I'm proud of Obama. It feels funny saying that because I'm really in no position to be proud or un-proud, but no other word fits when I think of all that he has done and plans to do.  For all of us, I think he inspires pride because he represents an underdog--whatever personal underdog we have. Most obviously, he has become the empowered African-American who breaks barriers and changes stereotypes. On other levels, however, he also represents a break from [literally] old thought to [relatively] new thinkers. For me, he has forwarded the movement of intellectuals, of educated and eloquent people who may not be your best bar buddy but are certainly people qualified to run a nation.

The keyword is educated. Educated not only applies to Obama but also to his ideology. He encourages people to educate themselves on what matters to them, and he incentivizes this by showing how their values can have real-world impact.  Change.org, for example, is not just a promise of governmental transparency. It's the enabling of people, compelling them to care to know. Even if they don't yet know what they care about, Change.org shows them everything so that when something strikes them, they'll know.

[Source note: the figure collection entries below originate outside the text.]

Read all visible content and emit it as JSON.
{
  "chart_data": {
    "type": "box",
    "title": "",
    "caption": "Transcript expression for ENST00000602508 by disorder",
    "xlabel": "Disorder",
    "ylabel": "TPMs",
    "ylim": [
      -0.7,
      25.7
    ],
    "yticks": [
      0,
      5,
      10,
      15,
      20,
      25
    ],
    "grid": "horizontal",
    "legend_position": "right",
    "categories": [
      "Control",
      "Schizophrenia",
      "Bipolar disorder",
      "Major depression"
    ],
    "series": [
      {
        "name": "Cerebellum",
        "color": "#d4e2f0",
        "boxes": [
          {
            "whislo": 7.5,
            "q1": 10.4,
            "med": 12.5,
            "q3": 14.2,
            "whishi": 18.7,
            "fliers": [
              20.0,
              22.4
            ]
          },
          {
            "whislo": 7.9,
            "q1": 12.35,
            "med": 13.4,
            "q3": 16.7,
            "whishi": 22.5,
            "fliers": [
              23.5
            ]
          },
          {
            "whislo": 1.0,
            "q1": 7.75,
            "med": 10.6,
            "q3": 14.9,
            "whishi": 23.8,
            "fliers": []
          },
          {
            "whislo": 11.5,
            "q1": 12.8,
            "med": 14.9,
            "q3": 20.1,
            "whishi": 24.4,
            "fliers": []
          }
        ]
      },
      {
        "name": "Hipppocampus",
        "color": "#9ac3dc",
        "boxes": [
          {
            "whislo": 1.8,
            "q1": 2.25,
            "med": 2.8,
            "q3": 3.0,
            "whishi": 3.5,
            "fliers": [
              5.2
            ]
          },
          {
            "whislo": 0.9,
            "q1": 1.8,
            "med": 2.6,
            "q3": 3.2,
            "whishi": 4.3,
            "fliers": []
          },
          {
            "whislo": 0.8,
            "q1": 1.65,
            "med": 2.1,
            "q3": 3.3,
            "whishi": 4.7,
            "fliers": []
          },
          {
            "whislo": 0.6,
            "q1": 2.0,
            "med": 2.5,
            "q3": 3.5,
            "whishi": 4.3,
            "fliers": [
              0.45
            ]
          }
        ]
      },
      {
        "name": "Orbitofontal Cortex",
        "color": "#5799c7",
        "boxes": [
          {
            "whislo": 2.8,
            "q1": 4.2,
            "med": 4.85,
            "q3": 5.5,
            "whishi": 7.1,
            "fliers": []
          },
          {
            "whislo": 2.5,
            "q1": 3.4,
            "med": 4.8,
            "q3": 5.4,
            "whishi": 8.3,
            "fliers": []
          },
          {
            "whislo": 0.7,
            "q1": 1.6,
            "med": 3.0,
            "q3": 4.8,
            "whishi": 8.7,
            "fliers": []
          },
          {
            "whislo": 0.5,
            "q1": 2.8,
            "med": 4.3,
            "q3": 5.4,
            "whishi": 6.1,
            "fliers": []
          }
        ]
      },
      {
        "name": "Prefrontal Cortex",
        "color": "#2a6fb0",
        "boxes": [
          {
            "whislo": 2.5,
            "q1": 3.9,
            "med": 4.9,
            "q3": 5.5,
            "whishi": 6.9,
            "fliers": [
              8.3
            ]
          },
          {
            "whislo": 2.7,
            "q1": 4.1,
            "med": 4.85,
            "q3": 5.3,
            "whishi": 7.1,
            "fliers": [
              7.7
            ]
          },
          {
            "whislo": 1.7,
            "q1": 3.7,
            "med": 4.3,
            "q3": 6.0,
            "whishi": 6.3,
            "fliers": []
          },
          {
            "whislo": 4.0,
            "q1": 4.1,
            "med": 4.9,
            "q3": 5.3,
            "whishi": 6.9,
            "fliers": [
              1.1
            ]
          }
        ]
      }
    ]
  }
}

I particularly like this website because it's not necessarily pro-Obama.  Its healthcare blog, authored by Tim Foley, denounces Obama's single payer system over The Healthy Americans Act, and his argument makes sense.  It is a direct, budget-neutral approach with a timeline and bipartisan support, and it has the customization ability to fit every particular state's health needs. All of this makes sense, which makes me wonder why we haven't thought of it before. The problem is its low profile. Written by Senators Wyden and Bennett, its list of sponsors are largely junior senators with little public pull, miniscule compared to big players like Obama and Ted Kennedy.  While Foley is quiet adept at showing the pros and cons (and even the pro of the con) of this plan, I wish he could be more optimistic. Is there a way to get these junior
 senators a little more face time? Maybe the plan is there and just subtle: educate and inform [you], and maybe a public outcry will pressure the balding know-it-alls into listening.  I also wonder how this piece of media is failing against Change.org's voting. I presume they cater to the same audience, and yet, 3876 people are still voting for the Single Payer system. Maybe the magic word is "FREE"?